For generations, black and brown parents have given their children “the talk”—instructing them never to run down the street; always keep your hands where they can be seen; do not even think of talking back to a stranger—all out of fear of how an officer with a gun will react to them.

We must not pretend that the countless people who are routinely targeted by police are “isolated.” They are the canaries in the coal mine whose deaths, civil and literal, warn us that no one can breathe in this atmosphere. … They are the ones who recognize that unlawful police stops corrode all our civil liberties and threaten all our lives. Until their voices matter too, our justice system will continue to be anything but.

—Dissent of Justice Sonia Sotamayor in Utah v. Strieff

Eric Garner, Sandra Bland, Rekia Boyd, Michael Brown, Freddie Gray, Sam DuBose, Alton Sterling, Philando Castile, . . . . The litany of Black people who have lost their lives at the hands of the police or in police custody seems endless. People are killed and brutalized, but the legal system gives us no relief. Police officer after police officer is either not charged or acquitted. Police who kill are given paid vacation instead of being held accountable.

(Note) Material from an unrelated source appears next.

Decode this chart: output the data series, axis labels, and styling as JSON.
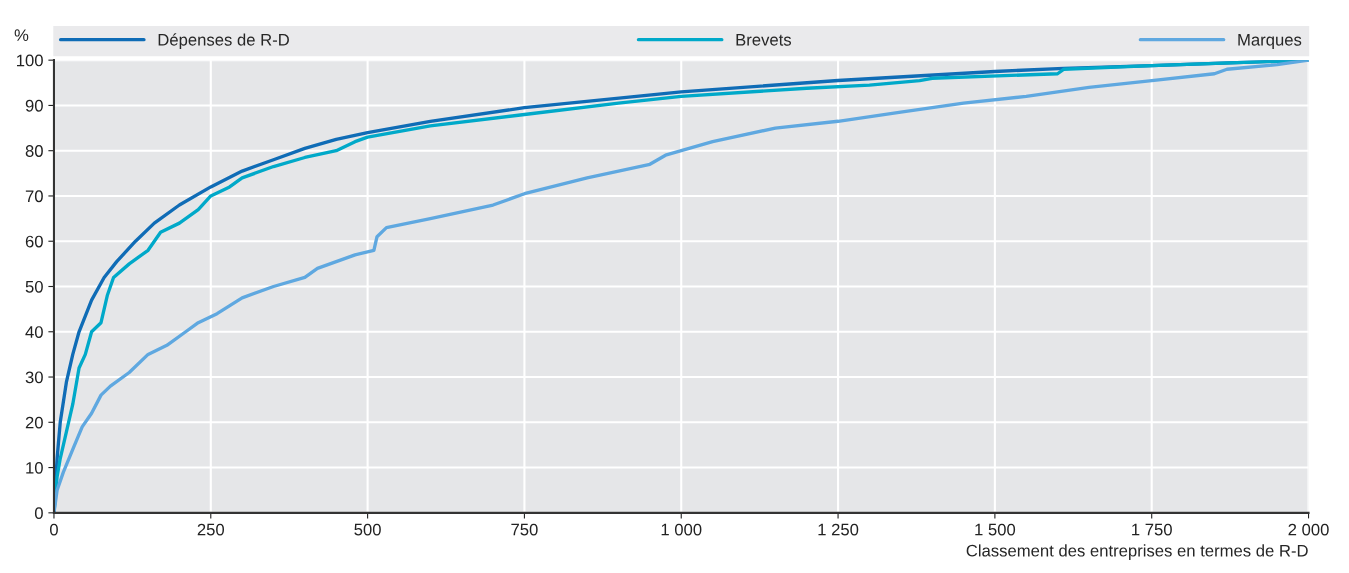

In the face of this situation, the future can seem bleak. However, the NAACP has been tackling seemingly intractable issues from its inception. Many of our victories would have seemed unattainable before members devoted years of hard work and attention to the issues of their day.

The goal of this toolkit is to assist in the mobilization of our state conferences and local units. This guide seeks to provide information useful for a long-term strategy of police reform. After reading this toolkit, members should be empowered to advocate for change in their local communities.